Hey @duongphuhiep, I’m curious what you mean by “heavy requests”, is it analytical read-only queries? Is it writes of many rows? I’m working on SQL execution team, and in my experience CockroachDB usually hits RAM constraints sooner and not the CPU limits. It might be the case that the cluster is not provisioned with enough CPU, but I’d be interested to hear some more details from you.

  1. Indeed, since we observe that the nodes are at 100% CPU utilization, it might mean that distributed SQL engine is actually distributing work well, so adding more nodes would be very helpful. And your second point is also correct - not all queries can be distributed efficiently, but the most common can, and we try to do that as best as we can. For example, aggregations and hash joins are distributed well, but window functions can be distributed only if you have PARTITION BY clause in the window definition.

  2. I think the partial vertical scaling (without other changes) will provide only random speed ups.
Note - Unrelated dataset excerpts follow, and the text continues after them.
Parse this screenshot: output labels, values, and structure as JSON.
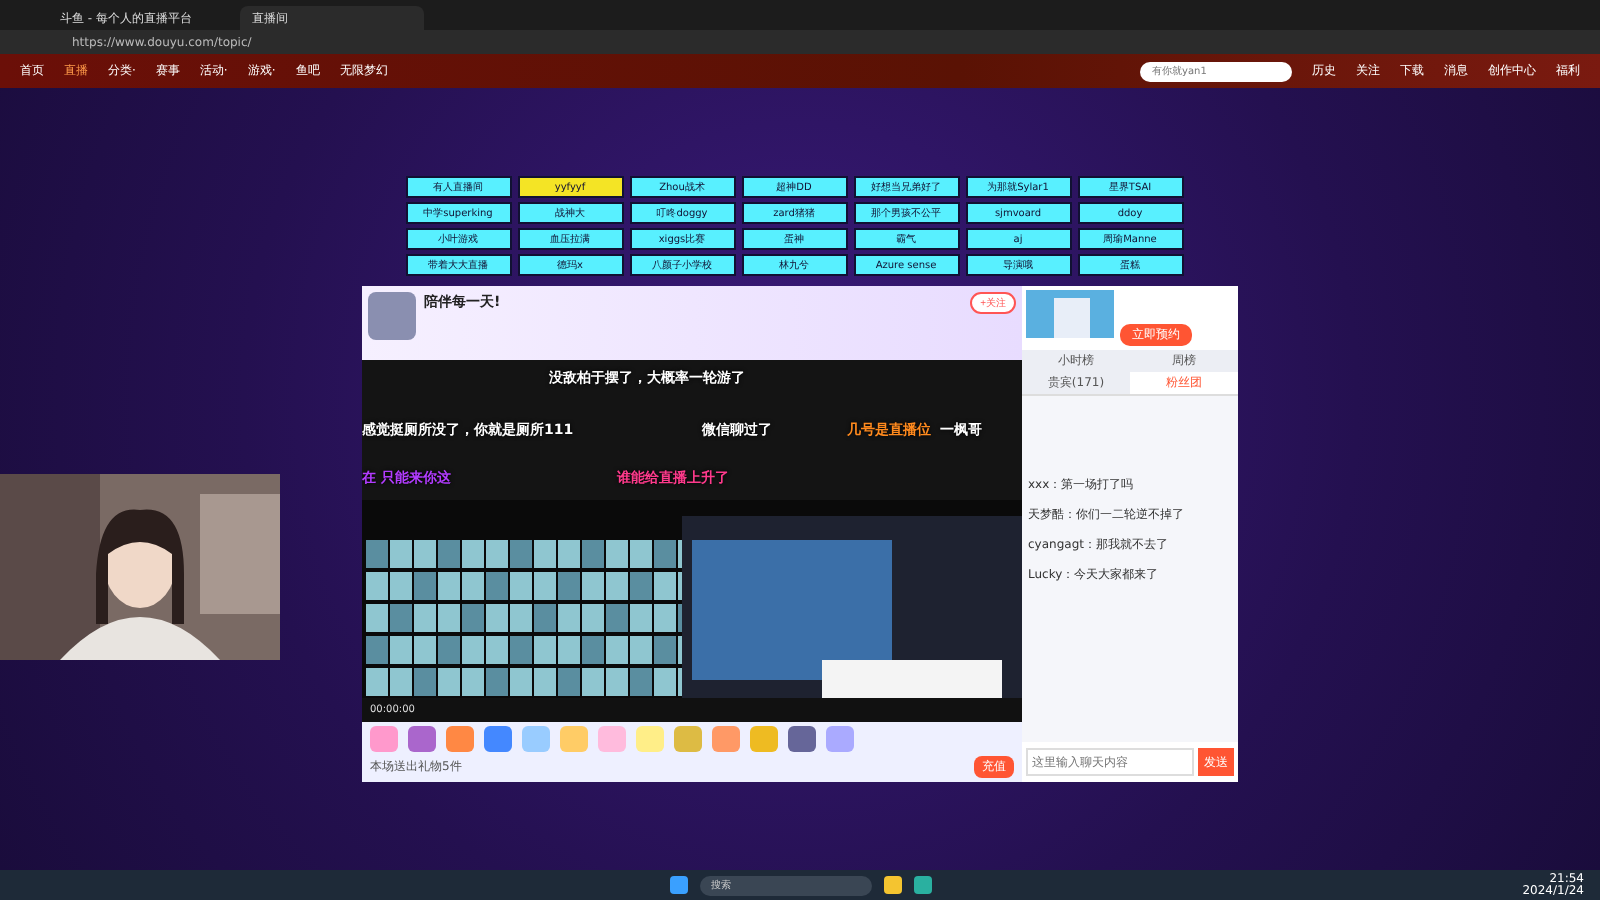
{
  "browser": {
    "tabs": [
      {
        "title": "斗鱼 - 每个人的直播平台",
        "selected": false
      },
      {
        "title": "直播间",
        "selected": true
      }
    ],
    "url": "https://www.douyu.com/topic/"
  },
  "site": {
    "nav": [
      {
        "label": "首页",
        "selected": false
      },
      {
        "label": "直播",
        "selected": true
      },
      {
        "label": "分类·",
        "selected": false
      },
      {
        "label": "赛事",
        "selected": false
      },
      {
        "label": "活动·",
        "selected": false
      },
      {
        "label": "游戏·",
        "selected": false
      },
      {
        "label": "鱼吧",
        "selected": false
      },
      {
        "label": "无限梦幻",
        "selected": false
      }
    ],
    "search_placeholder": "有你就yan1",
    "actions": [
      "历史",
      "关注",
      "下载",
      "消息",
      "创作中心",
      "福利"
    ]
  },
  "tags": [
    {
      "label": "有人直播间",
      "selected": false
    },
    {
      "label": "yyfyyf",
      "selected": true
    },
    {
      "label": "Zhou战术",
      "selected": false
    },
    {
      "label": "超神DD",
      "selected": false
    },
    {
      "label": "好想当兄弟好了",
      "selected": false
    },
    {
      "label": "为那就Sylar1",
      "selected": false
    },
    {
      "label": "星界TSAI",
      "selected": false
    },
    {
      "label": "中学superking",
      "selected": false
    },
    {
      "label": "战神大",
      "selected": false
    },
    {
      "label": "叮咚doggy",
      "selected": false
    },
    {
      "label": "zard猪猪",
      "selected": false
    },
    {
      "label": "那个男孩不公平",
      "selected": false
    },
    {
      "label": "sjmvoard",
      "selected": false
    },
    {
      "label": "ddoy",
      "selected": false
    },
    {
      "label": "小叶游戏",
      "selected": false
    },
    {
      "label": "血压拉满",
      "selected": false
    },
    {
      "label": "xiggs比赛",
      "selected": false
    },
    {
      "label": "蛋神",
      "selected": false
    },
    {
      "label": "霸气",
      "selected": false
    },
    {
      "label": "aj",
      "selected": false
    },
    {
      "label": "周瑜Manne",
      "selected": false
    },
    {
      "label": "带着大大直播",
      "selected": false
    },
    {
      "label": "德玛x",
      "selected": false
    },
    {
      "label": "八颜子小学校",
      "selected": false
    },
    {
      "label": "林九兮",
      "selected": false
    },
    {
      "label": "Azure sense",
      "selected": false
    },
    {
      "label": "导演哦",
      "selected": false
    },
    {
      "label": "蛋糕",
      "selected": false
    }
  ],
  "streamer": {
    "name": "陪伴每一天!",
    "follow": "+关注"
  },
  "danmaku": [
    {
      "text": "没敌柏于摆了，大概率一轮游了",
      "color": "#ffffff"
    },
    {
      "text": "感觉挺厕所没了，你就是厕所111",
      "color": "#ffffff"
    },
    {
      "text": "微信聊过了",
      "color": "#ffffff"
    },
    {
      "text": "几号是直播位",
      "color": "#ff8a1e"
    },
    {
      "text": "一枫哥",
      "color": "#ffffff"
    },
    {
      "text": "在 只能来你这",
      "color": "#b23cff"
    },
    {
      "text": "谁能给直播上升了",
      "color": "#ff3a8c"
    }
  ],
  "controls": {
    "time": "00:00:00"
  },
  "gift_note": "本场送出礼物5件",
  "gift_send": "充值",
  "chat": {
    "ad_button": "立即预约",
    "tabs": [
      {
        "label": "小时榜",
        "selected": false
      },
      {
        "label": "周榜",
        "selected": false
      },
      {
        "label": "贵宾(171)",
        "selected": false
      },
      {
        "label": "粉丝团",
        "selected": true
      }
    ],
    "messages": [
      {
        "user": "xxx：",
        "text": "第一场打了吗"
      },
      {
        "user": "天梦酷：",
        "text": "你们一二轮逆不掉了"
      },
      {
        "user": "cyangagt：",
        "text": "那我就不去了"
      },
      {
        "user": "Lucky：",
        "text": "今天大家都来了"
      }
    ],
    "input_placeholder": "这里输入聊天内容",
    "send": "发送"
  },
  "taskbar": {
    "search": "搜索",
    "time": "21:54",
    "date": "2024/1/24"
  }
}
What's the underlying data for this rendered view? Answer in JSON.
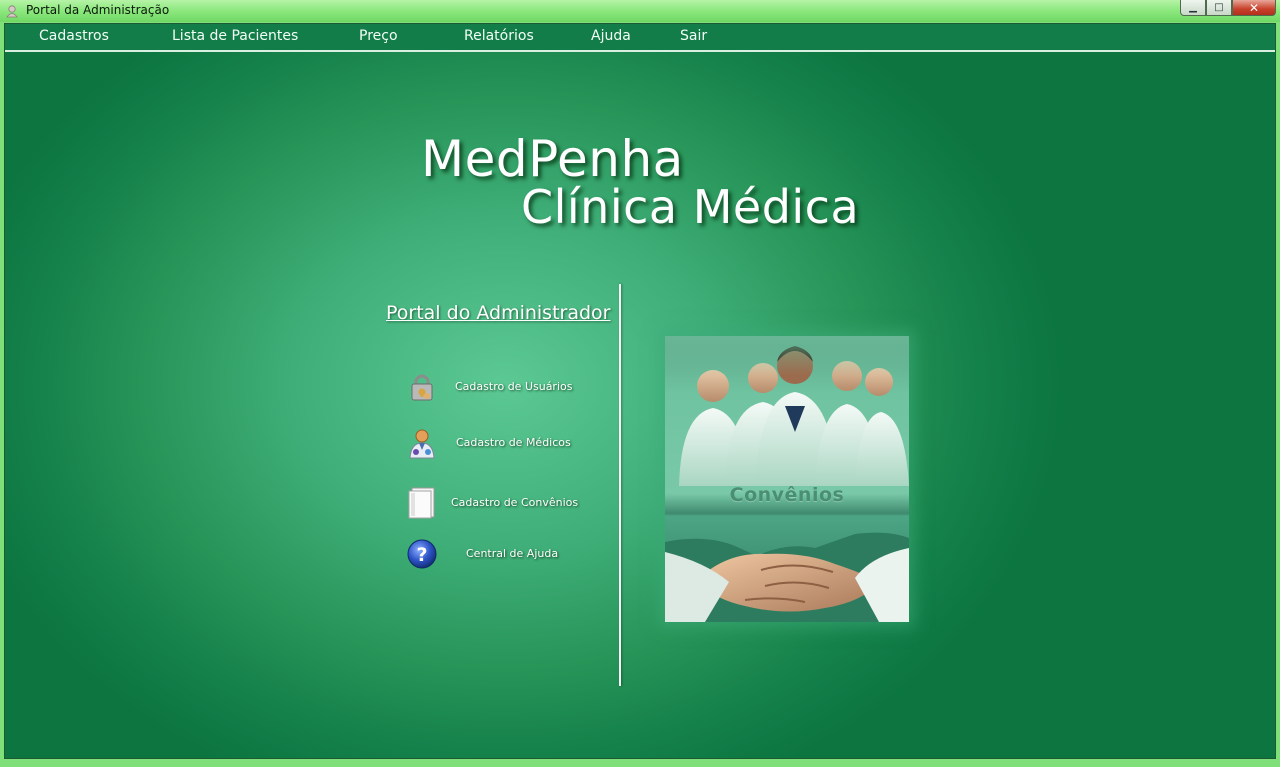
{
  "window": {
    "title": "Portal da Administração",
    "buttons": {
      "minimize": "▁",
      "maximize": "□",
      "close": "✕"
    }
  },
  "menu": {
    "items": [
      {
        "label": "Cadastros"
      },
      {
        "label": "Lista de Pacientes"
      },
      {
        "label": "Preço"
      },
      {
        "label": "Relatórios"
      },
      {
        "label": "Ajuda"
      },
      {
        "label": "Sair"
      }
    ]
  },
  "brand": {
    "line1": "MedPenha",
    "line2": "Clínica Médica"
  },
  "portal": {
    "title": "Portal do Administrador",
    "actions": [
      {
        "label": "Cadastro de Usuários",
        "icon": "padlock-user-icon"
      },
      {
        "label": "Cadastro de Médicos",
        "icon": "doctor-icon"
      },
      {
        "label": "Cadastro de Convênios",
        "icon": "document-icon"
      },
      {
        "label": "Central de Ajuda",
        "icon": "help-icon"
      }
    ]
  },
  "banner": {
    "label": "Convênios"
  },
  "colors": {
    "menubar": "#137d49",
    "accent_green": "#279558",
    "titlebar_green": "#8fe980"
  }
}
There are other factors in play (like on which nodes does the data live, which node is the gateway for the connection, etc) when deciding on how to distribute the query execution, and we apply various heuristics in that process, but I don’t think we have any that will look at the beefiness of the machines and would load them more or less based on that.

thanks @yuzefovich

“heavy request” means a request which will takes time and we should try to avoid them…

  • a request which require table full-scan (for example the request on my original message)
  • or a request which will return 10 million lines, so most of time will be spent on constructing the response (which will require CPU-power)

Now I wish to make a feature request: But I’m not sure where to post it (or maybe it is already here but I didn’t know)…

in RavenDb there is a notion of auto-index. It analyze the “where” in all requests and creates missing indexes on-fly… (+remove overlap indexes etc…), it can also transfer what it learn on sandbox datatabse to the production database… (so that the production database got all the optimized indexes definitions on the D-day, and continue to tunne further from it)

CockroachDb doesn’t need to meet this level of automation… But

  • I wish that CockroachDB could also study all the “where” requests it saw, and give us some hints (or proposals) about what kind of indexes we should add to (or remove from) our database…
  • Or if it was too complex then cockroachDB should just give us the stas of all the kind of “Where” it executed so that we can study and then deciding if it is worth to add more indexs or to optimize these “Where” clauses…

In a general maner, I wish that CockroachDB can give out some hints or warning about performance tunning depend on the way that the database is used and configured. But it is vague so I take the “auto-index” features as a more specific example.

Thanks for your reading.

Oh I forgot to ask

Is there somewhere a “strict” mode which requires that all the “Where” clauses in the request should meet an index, to avoid stupid “Where” such as:

select * from person where years(now() - Birthday) > 18

it should crash on “strict” mode and require us to fix with, for example:

select * from person where Birthday < 2002

is something like this exists or it will be a feature request again? (same category with the previous one)


Hi! I’m a PM at Cockroach Labs and we are tracking ideas like that in this github issue https://github.com/cockroachdb/cockroach/issues/41259.

I haven’t seen the RavenDB feature before so I will take a look at that issue. Thanks for sharing this idea on our forum!